Otros puntos de interés radican por ejemplo en que las perforaciones requieren la utilización de ciertos fluidos con contenido de sustancias toxicas, que podrían contaminar los suelos y las aguas. Los asentamientos humanos pueden afectar la flora y fauna de la zona, desplazando a los animales nativos lejos de la presencia del hombre, en busca de agua y alimento. O bien y de radical importancia, el proyecto afectará directamente a recursos naturales que pertenecen a comunidades indígenas, pudiendo provocar que se vean obligados a dejar sus tierras, sus costumbres y tradiciones, o impidiendo su explotación sustentable, por ejemplo mediante el turismo. Inquietudes todas que fueron planteadas mediante observaciones ciudadanas al Proyecto, mas aún, en palabras de una observación en particular se afirma que el Proyecto es invasivo tanto con las comunidades como con el medio ambiente, impidiendo el desarrollo armónico de las comunidades indígenas con sus tierras.

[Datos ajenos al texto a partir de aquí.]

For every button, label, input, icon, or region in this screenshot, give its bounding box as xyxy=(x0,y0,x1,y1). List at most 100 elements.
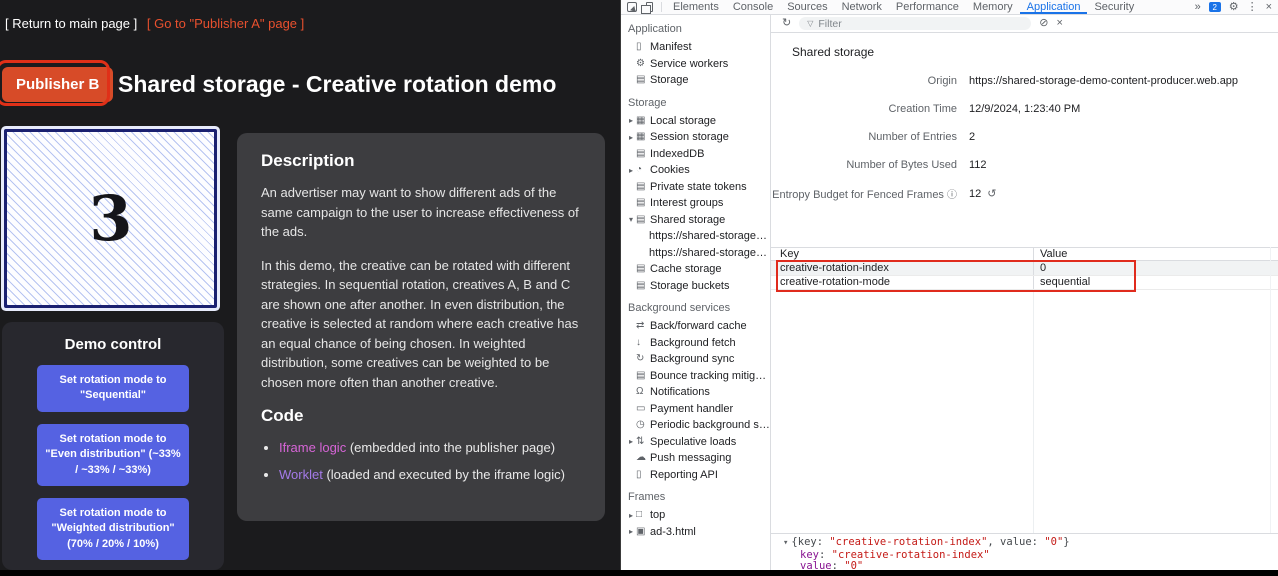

Por todo lo anterior, la actual discusión acerca de las dramáticas consecuencias del proyecto de perforación, se encuentra fuera de foco. Sin perjuicio de las medidas que deban tomarse para mitigar el daño ambiental de las faenas o de la acción de reparación que corresponda interponer, a causa de la fuga sufrida, ese no es el núcleo de la cuestión, para encontrarlo debemos retroceder en el tiempo, y contemplar la presentación del Estudio de impacto ambiental y la Resolución de calificación ambiental que lo aprueba, o bien a la concesión de exploración minera otorgada a la empresa.

El otorgamiento de una RCA favorable, significa que la autoridad ambiental ha logrado determinar que un Proyecto se ajusta a las normas legales vigentes, sin embargo, en el procedimiento de EIA son admitidas las observaciones ciudadanas; necesidades e intereses de la comunidad respecto del Proyecto, las que deben ser ponderadas por la Autoridad Ambiental determinando si se encuentran o no justificadas. De esta manera existe un análisis previo, mientras se cumpla con la normativa vigente, los potenciales daños ambientales se asumen como un riesgo, pueden tomarse medidas para mitigarlo pero ello no es una certeza.

En este caso, todos los potenciales daños a provocar por el proyecto son menores que el hecho de poder obtener energía eléctrica de una fuente renovable como la geotérmica. En otras palabras, el desarrollo tiene un precio, en pro del desarrollo económico debemos sacrificar otro elemento valioso, la pregunta de fondo no es si estamos o no dispuestos a pagar un precio, sino si el precio o valor otorgado al elemento a sacrificar se ha cuantificado de manera correcta.

NOTAS

[1][1] Resolución de Calificación Ambiental de la Comisión Regional del Medio Ambiente de Antofagasta, de fecha 03 de Julio de 2008, que aprueba el Estudio de Impacto Ambiental del “Proyecto de perforación geotérmica profunda El Tatio, Fase I”, de Empresa Geotérmica del Norte S.A. Fuente; http://www.e-seia.cl/

[2][2] Ordenanza 6892/2009, de fecha 06 de Octubre de 2009, COREMA Antofagasta.